To understand this level of commitment, we need to examine the photo below. It is taken from the Texas Tech’s single loss of the season, which came in Madison Square Garden against Duke. (It was the only game of the season so far that Duke has been held below 1.1 points per possession. The Blue Devils only managed to 0.85 PPP; Tech is hard to score on.)
In this photo, Cam Reddish (No. 2) has the ball on the wing. Look at where his defender is playing him.
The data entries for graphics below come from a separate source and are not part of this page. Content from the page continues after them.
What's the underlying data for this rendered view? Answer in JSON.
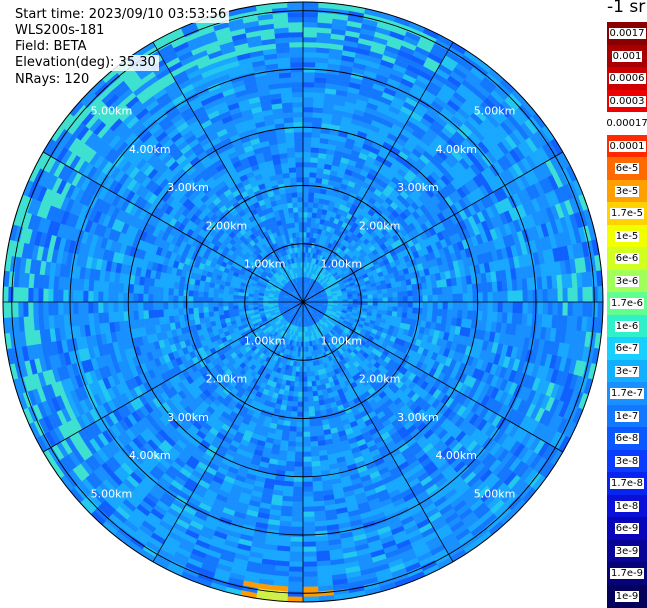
{
  "info": {
    "start_time": "Start time: 2023/09/10 03:53:56",
    "instrument": "WLS200s-181",
    "field": "Field: BETA",
    "elevation": "Elevation(deg): 35.30",
    "nrays": "NRays: 120"
  },
  "colorbar": {
    "title": "-1 sr",
    "labels": [
      "0.0017",
      "0.001",
      "0.0006",
      "0.0003",
      "0.00017",
      "0.0001",
      "6e-5",
      "3e-5",
      "1.7e-5",
      "1e-5",
      "6e-6",
      "3e-6",
      "1.7e-6",
      "1e-6",
      "6e-7",
      "3e-7",
      "1.7e-7",
      "1e-7",
      "6e-8",
      "3e-8",
      "1.7e-8",
      "1e-8",
      "6e-9",
      "3e-9",
      "1.7e-9",
      "1e-9"
    ],
    "colors": [
      "#8a0000",
      "#a80000",
      "#cc0000",
      "#ee0000",
      "#ffffff",
      "#ff2a00",
      "#ff6a00",
      "#ffa000",
      "#ffd200",
      "#f2ff00",
      "#d0ff20",
      "#a0ff58",
      "#60ff90",
      "#2ff0c8",
      "#18d0ff",
      "#10b0ff",
      "#1890ff",
      "#1478ff",
      "#0b58ff",
      "#0a3cff",
      "#0a24f0",
      "#0a10d8",
      "#0806b8",
      "#080498",
      "#060278",
      "#04015a"
    ]
  },
  "chart_data": {
    "type": "heatmap",
    "projection": "polar (PPI)",
    "field": "BETA",
    "nrays": 120,
    "elevation_deg": 35.3,
    "range_rings_km": [
      1,
      2,
      3,
      4,
      5
    ],
    "ring_labels": [
      "1.00km",
      "2.00km",
      "3.00km",
      "4.00km",
      "5.00km"
    ],
    "max_range_km": 5.15,
    "spokes_deg": [
      0,
      30,
      60,
      90,
      120,
      150,
      180,
      210,
      240,
      270,
      300,
      330
    ],
    "color_scale": "log",
    "value_range": [
      1e-09,
      0.0017
    ],
    "dominant_value": "1e-7",
    "notable_features": [
      {
        "description": "low backscatter core",
        "range_km": [
          0,
          0.4
        ],
        "value": "1.7e-8"
      },
      {
        "description": "higher values at far edge, west and north",
        "range_km": [
          4.5,
          5.15
        ],
        "value": "1e-6"
      },
      {
        "description": "small hotspot near south edge",
        "azimuth_deg": 185,
        "range_km": 5.0,
        "value": "3e-5"
      }
    ]
  }
}
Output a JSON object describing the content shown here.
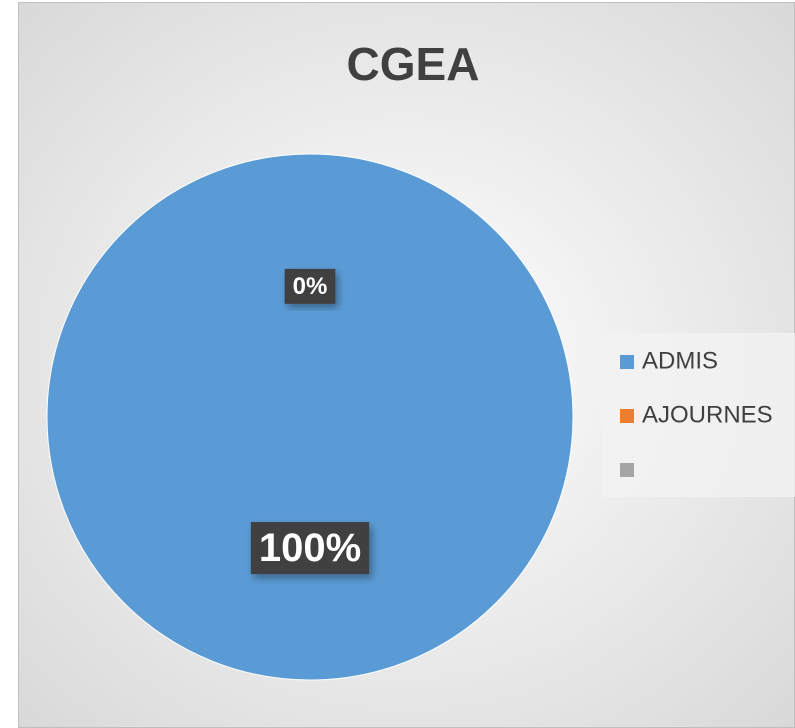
{
  "chart_data": {
    "type": "pie",
    "title": "CGEA",
    "categories": [
      "ADMIS",
      "AJOURNES",
      null
    ],
    "values": [
      100,
      0,
      0
    ],
    "value_labels": [
      "100%",
      "0%",
      null
    ],
    "colors": [
      "#5b9bd5",
      "#ed7d31",
      "#a5a5a5"
    ],
    "legend": "right"
  }
}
Reddish is essentially being given a baseline drive to the basket. While this may look unsound — honestly can look a little ridiculous — Tech has defenders ready to cut off a drive to the basket. If Reddish puts the ball on the deck and then pulls up for a contested jumper off the bounce, the Raiders are ready to contest, box out, and live with the results. If Reddish drives all the way to the rim, he is going to meet some large and hostile opponents when he gets there. (In this case Owens is off the floor, but Odiase has plenty of time to take two steps and draw an easy charge.)
Meanwhile, every other action that Duke might consider is not happening. Like, for example, the wing ball screen that they are perhaps attempting to run here. The Red Raider defense naturally creates “ice” ball screen defense, where middle penetration of the ball screen is not allowed, and the dribbler is confined to one side of the floor.
And this is where Texas is going to need to have some sort of tactical answer. The Longhorns offense uses a lot of wing ball screens and wing to middle penetration to try to collapse a defense and then create ball reversal to the other side of the floor. The Tech defense is built to prevent those things from happening, and I am betting that it will be mostly successful at doing that. To avoid spending the afternoon aimlessly running into the same dumb wall over and over, the Longhorns are going to need another tactic.
During the Oklahoma State game the Longhorns showed one approach they might take. OSU, while a little less extreme, was also forcing the ball to the sideline and icing ball screens. So Texas countered by no longer sending center Jaxson Hayes for a wing ball screen, but instead having him position at top of the key for a reversing pass. We will probably see this again against Texas Tech, which is going to force Owens to defend away from the basket against an athletic big man who can put the ball on the floor for a bounce or two. It is probably where I would recommend the Longhorns start in their attempts to crack open a great defense. And if that doesn’t work move on to something else.
The game tips in Austin at 1 p.m. Central, and airs on the Longhorn Network.